Several petitions had been submitted earlier to the Office of the Commissioner for Fundamental Rights in relation to the imposition of cervical screening as an obligatory task to be performed by health visitors. With a view to the comprehensive and complex examination of the problems related to care provided by health visitors, the Commissioner for Fundamental Rights conducted an inquiry, which concluded that the delegation of the task of public health cervical screening in itself does not give reason for concern from the perspective of fundamental rights. Nevertheless, he formulated certain recommendations to ensure that the service complies with fundamental rights in all respects.

The Commissioner for Fundamental Rights examined whether the delegation of the undoubtedly cardinal task of cervical screening to health visitors endangers the adequate performance of their duties in prenatal care and child protection, as well as in family and neonatal care. Moreover, he also investigated whether the personal fundamental rights of either the health visitors concerned or of the potential patients affected by this service are injured in the context of this new role, and whether the legal implementation of the extension of health visitors’ competence was carried out in conformity with fundamental rights.

The inquiry found that the legislator provided sufficient time to prepare before introducing the new task. Necessary instruction was provided in the educational programme in a phasing-in system, while those working in the care system already could acquire the required qualification by attending free training courses. Despite the above, a significant number of health visitors have not yet completed the training. At the same time, due to the lack of completion of the training, municipalities responsible for providing basic care find themselves in an impossible situation: either they are forced to dismiss those health visitors who cannot prove that they have completed the training – thus losing significant professional experience and local knowledge –, or they take responsibility for the fact that the health visitor basic care provided by them does not conform with the legal regulations, which, in turn, causes concern in the context of the inhabitants’ right to health.

The current legislative regularization of public health cervical screening does not guarantee that the programme will achieve its original objective, namely, that the screening would reach as many members of the target group as possible.
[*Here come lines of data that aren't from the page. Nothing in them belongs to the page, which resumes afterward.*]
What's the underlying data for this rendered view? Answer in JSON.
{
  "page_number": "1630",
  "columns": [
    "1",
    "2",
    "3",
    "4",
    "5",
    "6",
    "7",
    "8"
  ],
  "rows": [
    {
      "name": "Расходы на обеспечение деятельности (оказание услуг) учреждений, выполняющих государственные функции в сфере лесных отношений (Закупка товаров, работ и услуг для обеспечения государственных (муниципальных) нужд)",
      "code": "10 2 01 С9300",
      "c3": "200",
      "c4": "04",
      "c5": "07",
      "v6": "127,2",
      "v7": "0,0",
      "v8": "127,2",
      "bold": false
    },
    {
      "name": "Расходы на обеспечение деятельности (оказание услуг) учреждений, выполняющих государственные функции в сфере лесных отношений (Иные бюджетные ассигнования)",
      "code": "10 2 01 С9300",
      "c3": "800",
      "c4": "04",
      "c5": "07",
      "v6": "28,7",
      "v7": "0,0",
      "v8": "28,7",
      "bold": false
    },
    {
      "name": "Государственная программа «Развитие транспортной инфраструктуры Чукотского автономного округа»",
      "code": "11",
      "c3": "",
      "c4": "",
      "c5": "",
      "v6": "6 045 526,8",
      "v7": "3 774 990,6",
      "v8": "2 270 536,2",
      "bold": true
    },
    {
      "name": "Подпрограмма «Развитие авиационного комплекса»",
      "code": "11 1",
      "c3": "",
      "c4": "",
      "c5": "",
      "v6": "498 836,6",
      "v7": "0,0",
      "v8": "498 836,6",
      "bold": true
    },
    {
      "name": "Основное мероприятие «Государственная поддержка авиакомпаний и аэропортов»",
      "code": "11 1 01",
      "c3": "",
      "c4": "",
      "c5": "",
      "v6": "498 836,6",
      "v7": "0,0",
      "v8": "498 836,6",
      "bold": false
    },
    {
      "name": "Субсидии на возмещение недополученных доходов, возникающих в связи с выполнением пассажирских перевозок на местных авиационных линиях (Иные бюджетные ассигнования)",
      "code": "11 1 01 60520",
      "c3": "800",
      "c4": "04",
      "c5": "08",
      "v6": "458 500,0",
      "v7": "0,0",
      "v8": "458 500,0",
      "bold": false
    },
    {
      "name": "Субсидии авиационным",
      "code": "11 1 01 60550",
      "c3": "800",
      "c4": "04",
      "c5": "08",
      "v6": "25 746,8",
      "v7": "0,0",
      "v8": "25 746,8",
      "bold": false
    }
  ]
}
In fact, essential temporary rules are missing: the ones that would make it possible to potentially regroup certain health visitor duties between the individual health visitor districts, so that cervical screening, for instance, could be carried out by a duly qualified and motivated health visitor working in the proximity of the patient’s domicile.

As the Commissioner for Fundamental Rights had already emphasized in several earlier Ombudsman’s reports issued prior to the delegation of the task of public health cervical screening to health visitors, access to care provided by health visitors is unevenly distributed in Hungary. The functional inaccessibility or limited accessibility thereof leads to an impropriety related to the right to health of the persons living in the given area, especially in disadvantaged regions.

The Commissioner for Fundamental Rights concludes that upon establishing health visitor districts, the current method to define the number of persons to be looked after by one health visitor may hinder the provision of personalized care that is the token of the enforcement of fundamental rights. All of the above raises the imminent danger of the occurrence of a constitutional impropriety relative to the right to health.

In order to prevent the occurrence of such improprieties as the ones exposed by the report, the Commissioner has asked the Minister of Human Capacities to consider reviewing – with the involvement of the professional body of health visitors and the representatives of the municipalities in charge of organizing basic care – the regulatory environment in force scrutinized in the report, and in light of that, formulate temporary rules in order to ensure that certain tasks imposed on health visitors could be potentially transferred between the individual health visitor districts.

Furthermore, the Commissioner has also requested that upon establishing the individual health visitor districts, the regulation pay attention to considerations pointing beyond the number of persons to be looked after. Thus a weighted evaluation should be performed, taking into account the structure of the settlement, the composition, health condition and social situation of the population, and that a differentiated upper limit should be established when determining the number of persons to be looked after.